In 2009, the company purchased Kelchner's Horseradish Products of Dublin, Pennsylvania. In 2010 the company moved Kelchner's production to its plant in Eau Claire, Wisconsin, keeping open Kelchner's headquarters and a shipping operation in Pennsylvania. In 2011, the company began expanding the area where Kelchner's products were sold: south into the Carolinas and north into New York and Massachusetts. The company would go on to acquire Atlantic Brand seafood condiments, and in 2020 the president of Silver Spring Foods, Inc. was approached by the owner of Brede Foods with the prospect of buying his brand. Brede is the latest acquired of the company's now five brands.

== Awards ==
The company and has earned several awards at mustard competitions, with Silver Spring Beer ’n Brat Mustard winning top awards. At the 2010 Napa Valley Mustard Festival's World-Wide Mustard Competition, Silver Spring earned a Grand Champion title for its popular Deli Style Mustard, while its Picante Pepper Mustard took home a bronze in the Pepper Hot category. Additionally, its Beer ’n Brat Horseradish Mustard nabbed a bronze in the Horseradish/Wasabi category, and its Organic Deli Mustard won the silver in the Organic category.

The company regularly places in the annual World-Wide Mustard Competition hosted by America's National Mustard Museum. In 2021 Silver Spring's Beer'n Brat Mustard took the silver medal in the Horseradish/Wasabi mustard category and their Chipotle Mustard received a bronze medal in the Pepper Hot Mild-Medium category.

== Operations ==
Silver Spring Foods, Inc., is now the world's largest producer and processor of horseradish products. Revenue hit $50 million in 2011, and the company now employs over 250 people.

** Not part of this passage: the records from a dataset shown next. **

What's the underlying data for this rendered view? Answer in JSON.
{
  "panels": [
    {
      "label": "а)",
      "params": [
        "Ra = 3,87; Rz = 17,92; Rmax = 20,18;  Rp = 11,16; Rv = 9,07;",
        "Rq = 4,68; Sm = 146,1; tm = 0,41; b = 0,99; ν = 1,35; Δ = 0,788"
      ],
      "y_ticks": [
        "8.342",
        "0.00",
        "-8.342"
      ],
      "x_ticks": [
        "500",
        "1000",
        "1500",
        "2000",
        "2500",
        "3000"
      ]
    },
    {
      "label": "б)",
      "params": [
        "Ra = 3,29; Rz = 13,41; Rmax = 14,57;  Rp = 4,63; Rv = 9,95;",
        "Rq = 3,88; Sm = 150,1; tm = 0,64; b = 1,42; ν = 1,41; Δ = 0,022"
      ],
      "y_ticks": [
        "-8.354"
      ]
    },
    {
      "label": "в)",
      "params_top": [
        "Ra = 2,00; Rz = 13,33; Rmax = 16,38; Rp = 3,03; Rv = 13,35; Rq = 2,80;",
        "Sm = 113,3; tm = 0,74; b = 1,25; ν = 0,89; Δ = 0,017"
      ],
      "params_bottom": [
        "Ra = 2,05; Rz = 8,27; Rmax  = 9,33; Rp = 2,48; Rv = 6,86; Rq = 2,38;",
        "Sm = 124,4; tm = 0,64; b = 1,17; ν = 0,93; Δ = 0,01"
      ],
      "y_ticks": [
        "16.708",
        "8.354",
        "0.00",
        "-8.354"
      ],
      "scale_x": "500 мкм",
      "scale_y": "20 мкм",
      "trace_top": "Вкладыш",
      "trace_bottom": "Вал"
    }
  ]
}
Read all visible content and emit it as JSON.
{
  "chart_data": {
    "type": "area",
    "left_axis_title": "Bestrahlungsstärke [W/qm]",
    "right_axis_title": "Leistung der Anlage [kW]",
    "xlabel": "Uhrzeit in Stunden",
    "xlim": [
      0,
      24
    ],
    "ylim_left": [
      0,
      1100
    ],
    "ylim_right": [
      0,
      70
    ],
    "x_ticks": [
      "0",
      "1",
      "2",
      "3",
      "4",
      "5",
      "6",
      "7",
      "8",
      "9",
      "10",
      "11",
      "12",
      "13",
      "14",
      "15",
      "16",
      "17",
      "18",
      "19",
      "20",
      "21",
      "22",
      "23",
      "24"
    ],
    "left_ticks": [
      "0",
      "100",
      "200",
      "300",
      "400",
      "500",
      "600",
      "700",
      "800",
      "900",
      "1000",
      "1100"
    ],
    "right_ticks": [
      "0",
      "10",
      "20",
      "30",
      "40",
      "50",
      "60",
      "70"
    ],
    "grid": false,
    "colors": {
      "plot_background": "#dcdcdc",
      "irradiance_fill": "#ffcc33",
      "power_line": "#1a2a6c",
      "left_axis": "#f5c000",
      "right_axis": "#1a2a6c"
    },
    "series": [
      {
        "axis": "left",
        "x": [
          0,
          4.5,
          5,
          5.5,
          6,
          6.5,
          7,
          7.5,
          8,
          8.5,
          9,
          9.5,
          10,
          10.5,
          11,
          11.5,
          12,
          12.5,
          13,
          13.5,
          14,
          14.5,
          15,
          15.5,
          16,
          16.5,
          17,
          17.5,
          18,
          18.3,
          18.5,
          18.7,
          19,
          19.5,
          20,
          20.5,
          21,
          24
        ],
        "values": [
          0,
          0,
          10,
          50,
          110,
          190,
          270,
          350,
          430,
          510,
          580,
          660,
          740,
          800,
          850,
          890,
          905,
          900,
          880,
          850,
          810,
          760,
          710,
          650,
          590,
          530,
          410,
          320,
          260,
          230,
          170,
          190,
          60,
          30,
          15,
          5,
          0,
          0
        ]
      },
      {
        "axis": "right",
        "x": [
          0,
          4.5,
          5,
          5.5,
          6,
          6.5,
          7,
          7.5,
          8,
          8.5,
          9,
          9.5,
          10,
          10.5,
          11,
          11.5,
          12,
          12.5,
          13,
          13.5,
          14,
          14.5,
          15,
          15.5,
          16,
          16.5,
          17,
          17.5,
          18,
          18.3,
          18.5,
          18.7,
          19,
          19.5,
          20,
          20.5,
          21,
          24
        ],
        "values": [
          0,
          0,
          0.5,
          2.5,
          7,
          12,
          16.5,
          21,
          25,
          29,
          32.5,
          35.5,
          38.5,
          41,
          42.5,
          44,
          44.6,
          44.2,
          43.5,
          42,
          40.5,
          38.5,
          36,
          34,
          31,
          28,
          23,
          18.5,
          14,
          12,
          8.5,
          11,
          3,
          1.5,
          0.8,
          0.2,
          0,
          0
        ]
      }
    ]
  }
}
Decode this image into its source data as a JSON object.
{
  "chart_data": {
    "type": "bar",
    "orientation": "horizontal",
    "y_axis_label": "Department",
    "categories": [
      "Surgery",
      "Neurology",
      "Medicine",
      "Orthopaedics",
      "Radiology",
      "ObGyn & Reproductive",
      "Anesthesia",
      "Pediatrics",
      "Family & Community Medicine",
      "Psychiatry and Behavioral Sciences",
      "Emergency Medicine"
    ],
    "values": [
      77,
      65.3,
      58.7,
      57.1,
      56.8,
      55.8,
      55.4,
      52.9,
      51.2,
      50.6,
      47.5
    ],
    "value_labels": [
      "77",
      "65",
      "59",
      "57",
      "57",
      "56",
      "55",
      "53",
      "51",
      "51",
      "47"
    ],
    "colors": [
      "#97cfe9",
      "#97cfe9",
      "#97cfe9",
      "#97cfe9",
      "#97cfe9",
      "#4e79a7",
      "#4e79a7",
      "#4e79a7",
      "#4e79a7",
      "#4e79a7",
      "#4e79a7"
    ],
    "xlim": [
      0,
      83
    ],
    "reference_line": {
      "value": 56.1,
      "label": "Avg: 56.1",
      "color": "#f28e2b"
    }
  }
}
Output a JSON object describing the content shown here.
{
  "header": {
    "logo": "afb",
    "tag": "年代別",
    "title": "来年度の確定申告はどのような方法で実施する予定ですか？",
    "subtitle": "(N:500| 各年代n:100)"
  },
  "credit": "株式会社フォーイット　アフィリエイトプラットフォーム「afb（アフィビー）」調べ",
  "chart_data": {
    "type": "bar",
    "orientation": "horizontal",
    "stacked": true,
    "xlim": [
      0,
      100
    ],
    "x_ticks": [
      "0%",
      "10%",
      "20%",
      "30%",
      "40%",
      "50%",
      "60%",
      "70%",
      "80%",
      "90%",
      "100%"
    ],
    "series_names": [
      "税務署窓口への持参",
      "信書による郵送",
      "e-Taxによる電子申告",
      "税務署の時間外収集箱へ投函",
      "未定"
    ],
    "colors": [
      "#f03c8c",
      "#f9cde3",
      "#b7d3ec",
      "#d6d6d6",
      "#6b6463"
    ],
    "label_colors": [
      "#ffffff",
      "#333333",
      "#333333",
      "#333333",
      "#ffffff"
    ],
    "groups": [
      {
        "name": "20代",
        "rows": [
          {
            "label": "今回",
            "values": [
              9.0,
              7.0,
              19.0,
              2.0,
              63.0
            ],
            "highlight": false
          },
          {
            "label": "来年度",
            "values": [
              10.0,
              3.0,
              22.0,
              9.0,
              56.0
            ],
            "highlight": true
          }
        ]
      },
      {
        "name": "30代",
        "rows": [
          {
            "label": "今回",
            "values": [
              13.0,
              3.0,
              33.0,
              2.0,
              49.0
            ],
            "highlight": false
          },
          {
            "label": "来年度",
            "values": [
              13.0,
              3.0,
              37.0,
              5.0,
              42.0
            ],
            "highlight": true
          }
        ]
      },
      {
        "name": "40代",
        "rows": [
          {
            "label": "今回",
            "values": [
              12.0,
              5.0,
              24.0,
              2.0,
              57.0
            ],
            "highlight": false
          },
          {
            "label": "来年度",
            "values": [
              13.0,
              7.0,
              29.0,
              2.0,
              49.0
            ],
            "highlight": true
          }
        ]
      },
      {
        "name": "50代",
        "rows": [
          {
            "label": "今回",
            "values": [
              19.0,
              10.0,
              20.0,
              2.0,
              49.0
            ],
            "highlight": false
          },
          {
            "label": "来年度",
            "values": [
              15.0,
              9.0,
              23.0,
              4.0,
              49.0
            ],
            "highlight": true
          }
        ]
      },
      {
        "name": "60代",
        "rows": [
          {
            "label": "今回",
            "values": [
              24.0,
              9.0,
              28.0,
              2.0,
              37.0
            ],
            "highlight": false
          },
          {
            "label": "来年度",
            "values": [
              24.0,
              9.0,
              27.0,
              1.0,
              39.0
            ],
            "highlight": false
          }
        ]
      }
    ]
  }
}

Silver Spring Foods manufacturing facility produces over 100 million pounds of condiments per year. Capabilities include hot and cold processing and filling, Kosher, Certified Organic, Non-GMO project verified, and ability to produce a wide variety of gluten free condiments. Silver Spring Foods, Inc. maintains a AA rating with the British Retail Consortium, a voluntary auditing program.

The brands of the parent company, Huntsinger Companies also include Huntsinger Farms, Inc., Bookbinder's Food Products, Atlantic Seafood Products, Kelchner Food Products, and Brede Foods.